The terms brain dead, coma, persistent vegetative state and minimal consciousness aren't as well understood by most doctors as they are by neurologists and neurosurgeons.

“For doctors who don't take care of these patients or make these diagnoses, they wouldn't have a working knowledge,” Bernat said. Consequently, the terms are even more confusing for families, who experts say may translate brain dead as “the brain has died but the body may come back” and hear only “life” when doctors talk about “life support.”

AAN guidelines provide clarity on the diagnosis of brain death, and include a checklist to guide clinicians. They note that through clinical neurological assessment, the patient must show, for example, a complete lack of responsiveness, be absent of brainstem reflexes and be unable to breath independently.

Brain death was originally coined in 1959 by French neurologists, and in 1968 the Harvard Ad Hoc Committee on Brain Death published a report that eventually led to the first national legislation around the diagnosis.
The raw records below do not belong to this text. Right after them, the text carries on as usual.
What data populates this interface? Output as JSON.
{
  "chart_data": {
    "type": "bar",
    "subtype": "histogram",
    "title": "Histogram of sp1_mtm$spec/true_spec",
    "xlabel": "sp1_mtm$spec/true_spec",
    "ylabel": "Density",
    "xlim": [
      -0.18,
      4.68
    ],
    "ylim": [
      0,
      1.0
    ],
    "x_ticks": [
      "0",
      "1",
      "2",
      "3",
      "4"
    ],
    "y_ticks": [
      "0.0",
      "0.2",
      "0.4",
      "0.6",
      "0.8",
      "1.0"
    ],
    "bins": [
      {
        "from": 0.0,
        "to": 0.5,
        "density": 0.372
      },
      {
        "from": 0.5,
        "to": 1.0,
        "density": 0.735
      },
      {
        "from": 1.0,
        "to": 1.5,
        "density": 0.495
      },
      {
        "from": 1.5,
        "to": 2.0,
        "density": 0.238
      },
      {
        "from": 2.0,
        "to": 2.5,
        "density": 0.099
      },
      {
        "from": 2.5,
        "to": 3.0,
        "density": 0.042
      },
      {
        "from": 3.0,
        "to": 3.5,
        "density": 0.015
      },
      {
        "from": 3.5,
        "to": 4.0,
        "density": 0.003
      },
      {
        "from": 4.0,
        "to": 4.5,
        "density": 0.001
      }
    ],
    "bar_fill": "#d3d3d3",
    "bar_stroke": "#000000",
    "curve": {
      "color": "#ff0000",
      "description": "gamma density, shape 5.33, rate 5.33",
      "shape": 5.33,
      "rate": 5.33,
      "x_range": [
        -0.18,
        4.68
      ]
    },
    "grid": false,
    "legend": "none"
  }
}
The term is still relatively new, and determination of the condition “remains an amorphous and unfamiliar concept to most of the public and even to many within the healthcare profession,” wrote the authors of a 2010 report posted in the Virtual Mentor, a monthly bioethics journal published by the American Medical Association. The report argued that “urgent attention” needs to be given to the consistent application of the term.